India’s Chief Statistician has slammed analysts questioning the credibility of official economic data, stating that most commentators are oblivious to the nuances of analysing monthly data on industrial production and inflation. “It is not a problem with the data. It is a problem that the analyst needs to get a lot more sophisticated,” T.C.A Anant, Secretary, Ministry of Statistics and Programme Implementation, told The Hindu. Edited Excerpts:



Analysts such as Morgan Stanley’s Ruchir Sharma question the credibility of official data, pointing to a dichotomy between GDP growth numbers and corporate performance. Others say falling industrial output doesn’t add up with rising inflation. What would you say to them?

The Index of Industrial Production or IIP is and has always been a volatile series. To correlate it on a month-on-month basis with inflation is not statistically desirable or advisable. The IIP monthly data faces a number of sources of volatility which include seasonal factors and includes in the context of India, a complicated seasonal, but not regularly predictable set of holidays. For example, Dussehra and Diwali occur every year, but in a band of 30 to 45 days. There are other regionally significant festivals some of whom are very predictable in there timing while others are not.

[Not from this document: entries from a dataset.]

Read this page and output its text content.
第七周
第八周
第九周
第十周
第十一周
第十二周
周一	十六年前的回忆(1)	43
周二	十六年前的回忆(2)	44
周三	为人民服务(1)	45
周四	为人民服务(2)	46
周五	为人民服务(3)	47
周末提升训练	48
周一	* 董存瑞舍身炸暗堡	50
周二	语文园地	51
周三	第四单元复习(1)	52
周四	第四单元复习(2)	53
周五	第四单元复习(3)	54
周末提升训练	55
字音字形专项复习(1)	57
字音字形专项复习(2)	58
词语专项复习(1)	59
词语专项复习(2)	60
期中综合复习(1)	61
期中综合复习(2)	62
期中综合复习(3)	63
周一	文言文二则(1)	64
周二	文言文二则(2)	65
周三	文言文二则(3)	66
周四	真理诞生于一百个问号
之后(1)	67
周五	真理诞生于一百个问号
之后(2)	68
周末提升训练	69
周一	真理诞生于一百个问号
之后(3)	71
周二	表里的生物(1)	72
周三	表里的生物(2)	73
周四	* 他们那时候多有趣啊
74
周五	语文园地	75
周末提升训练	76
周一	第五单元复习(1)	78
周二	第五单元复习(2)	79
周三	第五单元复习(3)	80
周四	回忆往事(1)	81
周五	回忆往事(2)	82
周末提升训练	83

This complicates the volatility in Indian industrial data, which needs to be appreciated when you work with disaggregated monthly data. Remember this volatility is missing if you work with the annual data. But when you come down to the monthly level, a very large number of commentators are oblivious to this.



What about inflation?

The two major indicators of price movement — consumer price index (CPI) and wholesale price index (WPI) — cover very different baskets of commodities with different weightages. People talk about a discrepancy between CPI and WPI. If looked at carefully on a common set of commodities, the two indicators behave similarly. It’s not that something is being done differently in the WPI, but different commodities are behaving differently. This is a reality – all commodities are not experiencing the same form of price movement today, unlike in the past when there was generalised inflation and every commodity was seeing a rise in prices, albeit at different rates. We are now seeing a situation where some commodities are seeing a fall in prices, while some are seeing a rise. That is captured based on whether they enter the consumption basket or not. This complexity in price movement needs to be understood for its implications on what it says about the economy and what does it say about incentives to different segments of the economy. It is not a problem with the data. It is a problem that the analyst needs to get lot more sophisticated in their analysis.



How do you see global turmoil impacting India’s growth?

I don’t want to give a simple answer to a complex issue. Like everybody else, global slowdowns affect us. But what we have going for us is a large domestic economy and internal market with huge potential to address our market from internal resources. India is a large economy and our demand is not only capable of changing our own growth rates, but also influencing global growth rate.

Virtually anyone who analyses India points out that it has the scope and the potential to be the next world leader. To take a line that the global economy is poor and slowing and therefore, India doesn’t have a choice or chance – is simply not possible. Our own internal growth potential is very strong. What is our growth potential? A lot of people answer this by analysing past statistics. What you are not capturing is our possibility which exists because of the development gap in a large part of the country. If you were to factor that in, our growth potential is actually quite high. We are capable of delivering much higher growth rates going ahead.



Does food inflation remain a concern?

Yes, it is high both in CPI and WPI, with pulses staying particularly high. There are seasonal elements in food prices where average supply and demand are close. Then there are commodities like pulses in which there has been a secular gap between domestic production and demand.